Aujourd'hui un petit mot qui n'est plus guère employé...Fors
Fors : préposition
- sauf , excepté, hormis...l'emploi de ce mot est vieux ou très littéraire
Sens et origine :
Ce petit mot au charme désuet, synonyme de hors et de hormis et pouvant signifier excepté, sans, sauf, nous est venu du latin foris (dehors), par le vieux français foers, mais peut-être aussi par contagion du germain fir (qui a donné ver en allemand).
La racine se retrouve dans forbanissement, du francique firbannjan, dont il ne nous est resté que bannissement mais qui a donné forban. Elle se retrouve aussi dans le vieux verbe forclore, dont nous n'utilisons plus que le participe passé, forclos - qui s'applique à des affaires classées parce que "hors délai"
Expression :
Tout est perdu, fors l'honneur !
Cette exclamation au laconisme héroïque que François 1er aurait adressée à sa mère Louise de Savoie depuis sa prison espagnole, où l'avait conduit la défaite de Pavie en 1526, est malheureusement apocryphe*.
On peut lire dans sa lettre authentique un propos plus ordinaire : "Pour vous faire assavoir, madame, comme se porte le reste de mon infortune, de toutes choses ne m'est demeurée que l'honneur et la vie qui est saine."
Citations :
"La dame était de gracieux maintien (...),
De doux regard, jeune, fringante et belle,
Somme qu'enfin, il ne lui manquait rien,
Fors que d'avoir un ami digne d'elle."
Jean de La Fontaine, Contes et Nouvelles...Le cocu battu mais content.

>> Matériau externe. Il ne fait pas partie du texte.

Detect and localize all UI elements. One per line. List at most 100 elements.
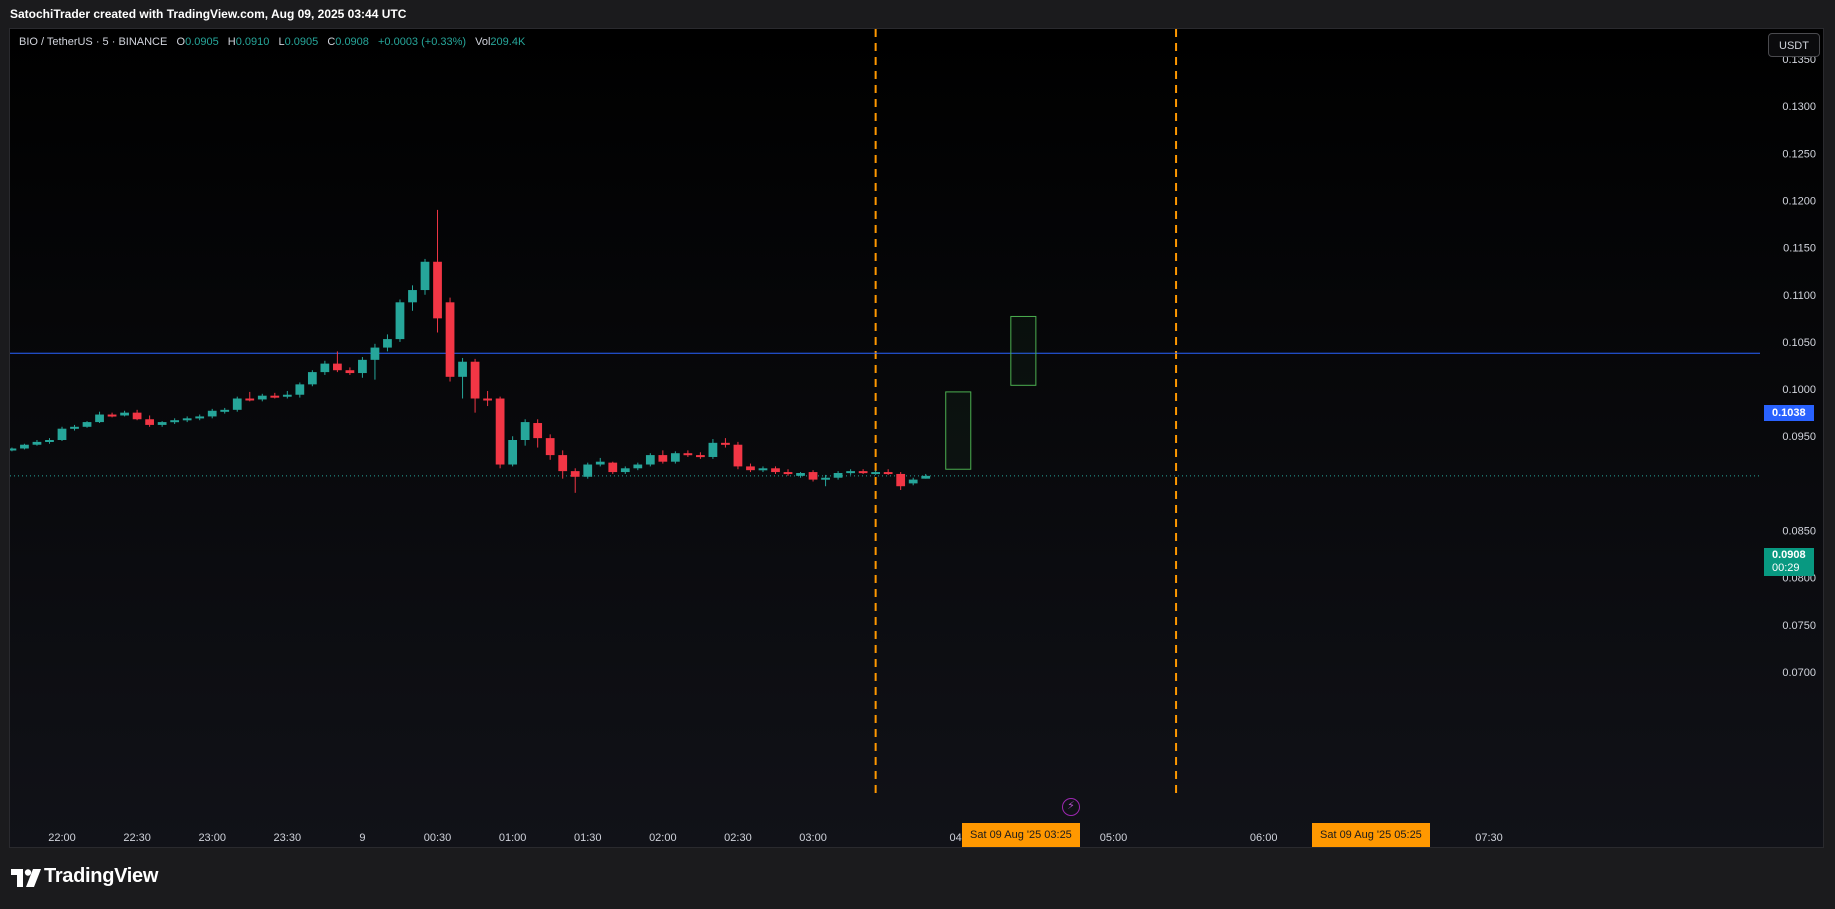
candle-body [358, 359, 367, 374]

"Du houx à la feuille vernie,
Et du luisant buis je suis lasse,
Et de la campagne infinie,
Et de tout, fors de vous, hélas !
Paul Verlaine, Romances sans paroles - Spleen.
Ne pas confondre ce mot avec for (en son for intérieur) ni avec fort
*apocryphe :- adjectif - qui n'est pas de l'auteur auquel on l'attribut ; faux
- En tant que nom : livre religieux non canonique.